Sebelumnya dalam PP No. 44/2015, hak menuntut itu gugur apabila telah lewat waktu dua tahun.
Advertisement
Jaminan Kematian
PP ini juga mengubah bunyi Pasal 34 mengenai Jaminan Kematian (JKM) menjadi berbunyi:
(1) Manfaat JKM diberikan apabila Peserta meninggal dunia dalam masa aktif, terdiri atas:
a. santunan sekaligus Rp 20 juta diberikan kepada ahli waris Peserta (sebelumnya Rp 16,2 juta )
b. santunan berkala yang dibayarkan sekaligus sebesar Rp 12 juta diberikan kepada ahli waris (sebelumnya Rp 4,8 juta )

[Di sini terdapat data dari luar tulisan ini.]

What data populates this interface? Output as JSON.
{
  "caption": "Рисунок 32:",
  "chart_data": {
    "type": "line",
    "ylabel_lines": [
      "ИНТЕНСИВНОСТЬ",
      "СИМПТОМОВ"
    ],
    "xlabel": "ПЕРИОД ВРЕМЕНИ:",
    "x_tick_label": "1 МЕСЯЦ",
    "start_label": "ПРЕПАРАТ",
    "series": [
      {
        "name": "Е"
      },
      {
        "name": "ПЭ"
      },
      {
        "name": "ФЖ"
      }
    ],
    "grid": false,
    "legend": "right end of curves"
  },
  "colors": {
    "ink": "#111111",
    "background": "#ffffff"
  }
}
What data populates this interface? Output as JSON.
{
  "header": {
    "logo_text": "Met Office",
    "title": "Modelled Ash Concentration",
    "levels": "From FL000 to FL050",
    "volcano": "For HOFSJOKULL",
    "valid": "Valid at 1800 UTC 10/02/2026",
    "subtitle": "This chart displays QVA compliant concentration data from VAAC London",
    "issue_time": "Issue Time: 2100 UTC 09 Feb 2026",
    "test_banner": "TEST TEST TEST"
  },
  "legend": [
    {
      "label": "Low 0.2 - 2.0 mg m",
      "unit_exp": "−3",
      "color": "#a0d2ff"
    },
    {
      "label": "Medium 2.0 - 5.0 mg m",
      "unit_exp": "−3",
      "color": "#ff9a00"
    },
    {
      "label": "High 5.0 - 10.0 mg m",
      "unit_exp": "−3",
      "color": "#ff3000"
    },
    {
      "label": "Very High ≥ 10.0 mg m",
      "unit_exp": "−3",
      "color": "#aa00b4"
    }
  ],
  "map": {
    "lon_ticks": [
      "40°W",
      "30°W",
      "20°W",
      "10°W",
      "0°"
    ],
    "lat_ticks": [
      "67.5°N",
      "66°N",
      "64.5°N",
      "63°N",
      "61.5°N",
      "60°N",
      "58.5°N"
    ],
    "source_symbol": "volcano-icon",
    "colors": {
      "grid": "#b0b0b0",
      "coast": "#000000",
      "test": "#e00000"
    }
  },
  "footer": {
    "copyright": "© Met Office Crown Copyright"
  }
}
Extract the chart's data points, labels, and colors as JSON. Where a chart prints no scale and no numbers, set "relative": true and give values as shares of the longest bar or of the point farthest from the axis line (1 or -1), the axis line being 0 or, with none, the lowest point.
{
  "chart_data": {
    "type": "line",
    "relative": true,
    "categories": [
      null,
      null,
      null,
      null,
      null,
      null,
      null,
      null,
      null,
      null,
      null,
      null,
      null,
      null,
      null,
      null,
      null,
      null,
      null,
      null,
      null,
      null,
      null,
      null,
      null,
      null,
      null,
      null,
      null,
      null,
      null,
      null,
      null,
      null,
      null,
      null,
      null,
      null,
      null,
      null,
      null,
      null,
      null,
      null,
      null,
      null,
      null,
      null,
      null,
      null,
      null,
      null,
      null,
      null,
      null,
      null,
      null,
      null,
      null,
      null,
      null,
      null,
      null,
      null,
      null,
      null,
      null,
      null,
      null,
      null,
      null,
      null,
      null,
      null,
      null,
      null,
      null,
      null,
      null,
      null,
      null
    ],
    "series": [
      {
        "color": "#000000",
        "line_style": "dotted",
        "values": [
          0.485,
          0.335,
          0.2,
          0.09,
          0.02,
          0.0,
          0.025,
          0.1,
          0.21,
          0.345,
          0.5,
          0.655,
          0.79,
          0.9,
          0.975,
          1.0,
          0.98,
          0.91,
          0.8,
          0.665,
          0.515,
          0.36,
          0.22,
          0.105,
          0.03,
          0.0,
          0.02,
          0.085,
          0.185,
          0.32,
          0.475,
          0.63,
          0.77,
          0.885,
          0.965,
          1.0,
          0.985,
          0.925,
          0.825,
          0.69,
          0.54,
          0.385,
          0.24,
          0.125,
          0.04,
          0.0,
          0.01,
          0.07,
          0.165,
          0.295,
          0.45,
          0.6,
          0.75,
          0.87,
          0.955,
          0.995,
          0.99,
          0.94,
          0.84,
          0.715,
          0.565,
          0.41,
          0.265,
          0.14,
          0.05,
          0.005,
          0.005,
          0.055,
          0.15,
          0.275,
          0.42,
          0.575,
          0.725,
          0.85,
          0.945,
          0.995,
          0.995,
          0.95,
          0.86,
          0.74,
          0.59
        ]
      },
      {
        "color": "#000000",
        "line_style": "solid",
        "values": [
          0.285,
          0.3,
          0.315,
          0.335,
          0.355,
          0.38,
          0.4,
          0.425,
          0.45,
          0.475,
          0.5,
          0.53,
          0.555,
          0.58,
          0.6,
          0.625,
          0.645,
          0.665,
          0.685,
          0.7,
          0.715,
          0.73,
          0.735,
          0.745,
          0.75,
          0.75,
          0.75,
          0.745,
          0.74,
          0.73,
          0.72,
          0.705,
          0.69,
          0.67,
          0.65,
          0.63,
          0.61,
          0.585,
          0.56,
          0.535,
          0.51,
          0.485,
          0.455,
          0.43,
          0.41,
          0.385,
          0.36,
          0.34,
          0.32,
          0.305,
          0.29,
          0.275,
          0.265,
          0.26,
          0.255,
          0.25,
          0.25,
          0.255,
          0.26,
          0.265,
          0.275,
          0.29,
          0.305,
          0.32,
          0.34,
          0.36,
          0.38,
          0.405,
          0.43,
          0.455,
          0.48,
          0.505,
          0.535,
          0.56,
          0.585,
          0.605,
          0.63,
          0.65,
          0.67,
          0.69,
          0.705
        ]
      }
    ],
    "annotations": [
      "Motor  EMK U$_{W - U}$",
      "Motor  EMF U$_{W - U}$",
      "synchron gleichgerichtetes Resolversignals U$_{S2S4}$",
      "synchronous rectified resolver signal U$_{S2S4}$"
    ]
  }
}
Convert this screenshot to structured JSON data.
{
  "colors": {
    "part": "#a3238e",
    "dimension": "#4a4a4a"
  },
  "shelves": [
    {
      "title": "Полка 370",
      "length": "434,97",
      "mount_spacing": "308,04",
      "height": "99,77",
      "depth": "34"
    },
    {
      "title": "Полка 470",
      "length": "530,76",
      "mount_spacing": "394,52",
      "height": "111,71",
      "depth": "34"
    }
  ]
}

c. biaya pemakaman sebesar Rp 10 juta diberikan kepada ahli waris Peserta (sebelumnya Rp 3 juta) dan
d. beasiswa pendidikan bagi anak dari Peserta yang telah memiliki masa iur paling singkat tiga tahun dan meninggal dunia bukan akibat Kecelakaan Kerja (sebelumnya 5 tahun).
“Beasiswa sebagaimana dimaksud diberikan untuk paling banyak dua orang anak Peserta yang diberikan berkala setiap tahun sesuai dengan tingkat pendidikan anak Peserta (sebelumnya Rp 12 juta),” bunyi Pasal 34 ayat (3) PP ini.
“Peraturan Pemerintah ini mulai berlaku pada tanggal diundangkan,” bunyi II Peraturan Pemerintah Nomor 82 Tahun 2019, yang diundangkan oleh Menteri Hukum dan HAM Yasonna H. Laoly pada 2 Desember 2019.